Good Closure


Making compliance exit exams as productive as possible

By Mary Thorson Wright

Exit meetings for compliance examinations can mark a critical turning point. First, examiners are preparing to leave the bank and could be less accessible to discuss what their reviews discovered, good or bad. Second, bank managers need to be clear about any issues that might require correction or enhancement. Preparation, participation and documentation maximize their value.

Which bank managers should attend exam exit meetings with regulators can vary, but there are common themes over how banks can make those meetings more productive. Have the right people there, and confirm a time for the meeting as soon as possible. One reason for that is to ensure more bank directors can attend.

“Each manager is responsible to obtain information from the examiners to address the findings in their areas,” says Richard Tripp, compliance officer for First Volunteer Bank in Chattanooga, Tenn. “Our goal is to accomplish that before the exit meeting, but, if not, it will be resolved at the exit.

“Usually the bank team will meet before the exit meeting to discuss findings and identify any questions we need to ask. If we are in disagreement with a finding, we will ask examiners for the regulatory cite, an explanation and any recommendations they have so we can respond appropriately.”

If communication is poor during an exam and at the exit meeting, it leaves bank management ill prepared to respond productively to any issues. It also opens the door for a regulator to file a Report of Examination that does not reflect the exit meeting discussion. “When we can communicate fully with the examination team, we get agreement about the issues,” offers David Hale, president of Tucumcari Federal Savings and Loan Association in Tucumcari, N.M. “We confirm the way forward and can address the issues more quickly and efficiently. Over time, that builds the relationship.”

For exit exams, it’s best that discussion items be committed to writing and the bank assign someone to take notes during the meeting. Particular care should be taken to document any comments and information that the examiners note will not be in their report. 

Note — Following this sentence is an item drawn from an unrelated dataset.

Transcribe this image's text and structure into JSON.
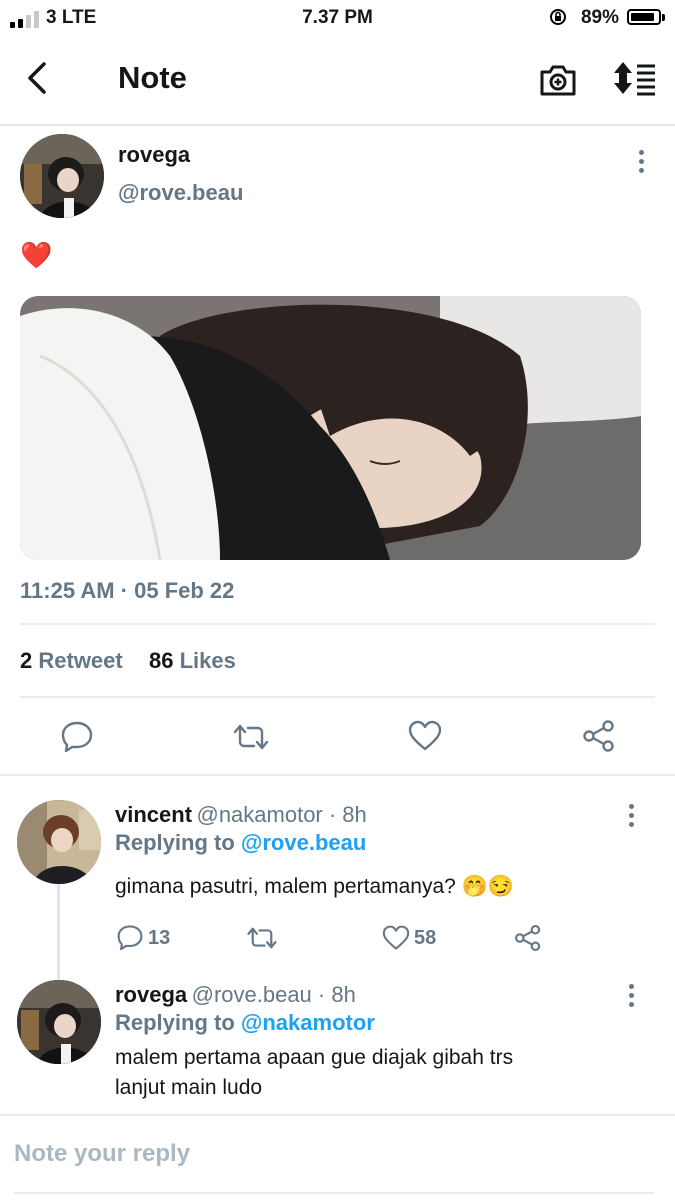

After an exit meeting, a summary of the discussion and descriptions of the findings, action discussed and any timelines can be provided to managers to help them finalize their responses. “It’s important that the [examiner in charge] and the bank ‘sign off’ on the issues discussed, and that the ground rules are established for corrective measures and bank responses,” says Kris Welch, vice president with Chartwell Compliance, a regulatory consulting firm in Bethesda, Md. “If the bank doesn’t agree with the findings, it should provide documentation to support its interpretation.”

“When we can communicate fully with the examination team, we get agreement about the issues.”
—David Hale, Tucumcari Federal Savings and Loan Association

Be assertive about any corrective action taken during the course of the examination and its plan for further actions, suggests Debbie Meyers, senior consultant with Bank Strategies LLC in Denver and a former Federal Reserve Bank examiner. “Anything the bank has done to take corrective action during the examination should be presented to help mitigate the number and severity of comments that may appear in the report,” she says. “For issues that cannot be addressed that quickly, outline what the bank intends to do, including training or changes to policies, procedures, documents or systems. It’s important to have that understanding.”

Keep the atmosphere as positive as possible. If there are surprises or points of disagreement at the exit meeting or in the report, bank managers must ask questions and seek the facts or documentation that led to the conclusions. Evaluate the examination’s results carefully and “pick your battles carefully” when responding to exam assessments, advises Dave Nowling, senior consultant with Bank Strategies LLC and a former Federal Reserve examiner, “because the bank can make a lot of headway by addressing the lion’s share of issues and disputing only a minimal number of outliers.”

Tripp agrees that the atmosphere of exit meetings should be to discuss facts of findings in a mutually respectful way to keep the discussion open and productive. “The best advice I can give,” he adds, “is to approach the exit meeting as an opportunity to discuss and learn.”

Mary Thorson Wright, a former Federal Reserve managing examiner and compliance consultant, is a financial writer in Virginia.